Macron has blamed French journalists for that drop in popularity. One of the factors pollsters attribute to his sharp drop in popularity over the summer is what’s called the Benalla Affair, in which one of his aides, Alexandre Benalla, was caught on video attacking two protesters while wearing police garb. Benalla, who was not a police officer, was not legally allowed to wear the garb, and the case became a national scandal — but only because the video was released by Le Monde, France’s leading daily newspaper.
Amid public outcry, Macron ultimately took the blame for the scandal, but only after attacking the media, even recycling some of Trump’s rhetoric about media legitimacy and “fake news,” albeit in a much more subdued tone. As he said in late July, during the height of the scandal: “We have a press that no longer seeks the truth.”
Other French politicians have been more extreme. Last week, for instance, in the aftermath of a police raid on his home and party headquarters that were related to, among other things, alleged campaign finance violations, Jean-Luc Mélenchon, leader of the far-left “France Unbowed,” urged his followers to “ruin” journalists wherever possible.

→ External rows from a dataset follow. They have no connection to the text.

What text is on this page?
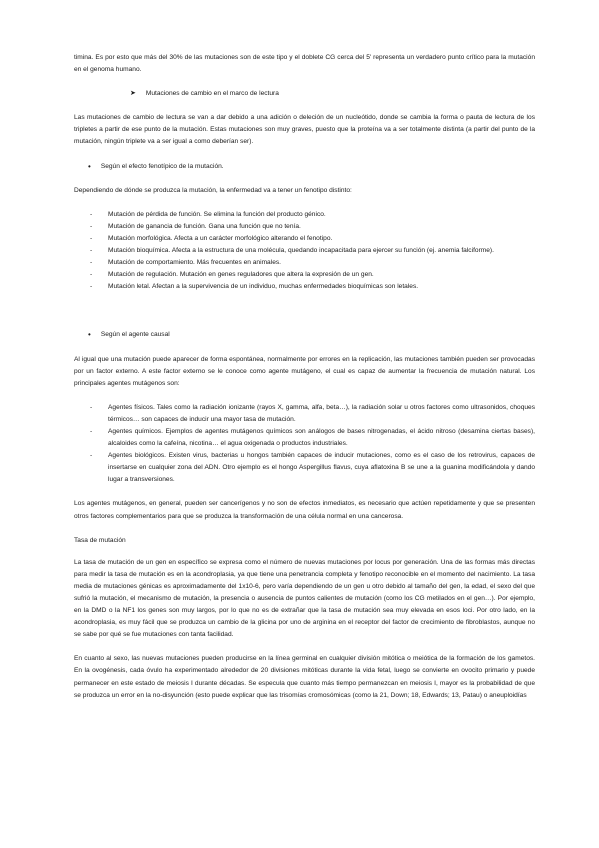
timina. Es por esto que más del 30% de las mutaciones son de este tipo y el doblete CG cerca del 5' representa un verdadero punto crítico para la mutación en el genoma humano.

➤ Mutaciones de cambio en el marco de lectura

Las mutaciones de cambio de lectura se van a dar debido a una adición o deleción de un nucleótido, donde se cambia la forma o pauta de lectura de los tripletes a partir de ese punto de la mutación. Estas mutaciones son muy graves, puesto que la proteína va a ser totalmente distinta (a partir del punto de la mutación, ningún triplete va a ser igual a como deberían ser).

• Según el efecto fenotípico de la mutación.

Dependiendo de dónde se produzca la mutación, la enfermedad va a tener un fenotipo distinto:

-	Mutación de pérdida de función. Se elimina la función del producto génico.
-	Mutación de ganancia de función. Gana una función que no tenía.
-	Mutación morfológica. Afecta a un carácter morfológico alterando el fenotipo.
-	Mutación bioquímica. Afecta a la estructura de una molécula, quedando incapacitada para ejercer su función (ej. anemia falciforme).
-	Mutación de comportamiento. Más frecuentes en animales.
-	Mutación de regulación. Mutación en genes reguladores que altera la expresión de un gen.
-	Mutación letal. Afectan a la supervivencia de un individuo, muchas enfermedades bioquímicas son letales.
• Según el agente causal

Al igual que una mutación puede aparecer de forma espontánea, normalmente por errores en la replicación, las mutaciones también pueden ser provocadas por un factor externo. A este factor externo se le conoce como agente mutágeno, el cual es capaz de aumentar la frecuencia de mutación natural. Los principales agentes mutágenos son:

-	Agentes físicos. Tales como la radiación ionizante (rayos X, gamma, alfa, beta…), la radiación solar u otros factores como ultrasonidos, choques térmicos… son capaces de inducir una mayor tasa de mutación.
-	Agentes químicos. Ejemplos de agentes mutágenos químicos son análogos de bases nitrogenadas, el ácido nitroso (desamina ciertas bases), alcaloides como la cafeína, nicotina… el agua oxigenada o productos industriales.
-	Agentes biológicos. Existen virus, bacterias u hongos también capaces de inducir mutaciones, como es el caso de los retrovirus, capaces de insertarse en cualquier zona del ADN. Otro ejemplo es el hongo Aspergillus flavus, cuya aflatoxina B se une a la guanina modificándola y dando lugar a transversiones.

Los agentes mutágenos, en general, pueden ser cancerígenos y no son de efectos inmediatos, es necesario que actúen repetidamente y que se presenten otros factores complementarios para que se produzca la transformación de una célula normal en una cancerosa.

Tasa de mutación

La tasa de mutación de un gen en específico se expresa como el número de nuevas mutaciones por locus por generación. Una de las formas más directas para medir la tasa de mutación es en la acondroplasia, ya que tiene una penetrancia completa y fenotipo reconocible en el momento del nacimiento. La tasa media de mutaciones génicas es aproximadamente del 1x10-6, pero varía dependiendo de un gen u otro debido al tamaño del gen, la edad, el sexo del que sufrió la mutación, el mecanismo de mutación, la presencia o ausencia de puntos calientes de mutación (como los CG metilados en el gen…). Por ejemplo, en la DMD o la NF1 los genes son muy largos, por lo que no es de extrañar que la tasa de mutación sea muy elevada en esos loci. Por otro lado, en la acondroplasia, es muy fácil que se produzca un cambio de la glicina por uno de arginina en el receptor del factor de crecimiento de fibroblastos, aunque no se sabe por qué se fue mutaciones con tanta facilidad.

En cuanto al sexo, las nuevas mutaciones pueden producirse en la línea germinal en cualquier división mitótica o meiótica de la formación de los gametos. En la ovogénesis, cada óvulo ha experimentado alrededor de 20 divisiones mitóticas durante la vida fetal, luego se convierte en ovocito primario y puede permanecer en este estado de meiosis I durante décadas. Se especula que cuanto más tiempo permanezcan en meiosis I, mayor es la probabilidad de que se produzca un error en la no-disyunción (esto puede explicar que las trisomías cromosómicas (como la 21, Down; 18, Edwards; 13, Patau) o aneuploidías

On the world stage, Macron has been a staunch defender of a free media. Regarding the killing of the Saudi journalist — and Washington Post contributing columnist — Jamal Khashoggi in the Saudi consulate in Istanbul this month, Macron has pressed for answers from the desert kingdom, although he has not suspended arms sales.
On Wednesday, for instance, he emphasized to Saudi Arabia’s King Salman that, for France, a free media and the liberty of expression are an “essential priority,” according to a readout of their conversation.
But the reporters who cover the French president on a daily basis see a disparity between his words abroad and his actions at home. This, they say, is the real significance of his moving the press room.
“At a time when [the press] is under attack from all sides,” the APP statement reads, “this unilateral decision is incomprehensible and unacceptable.”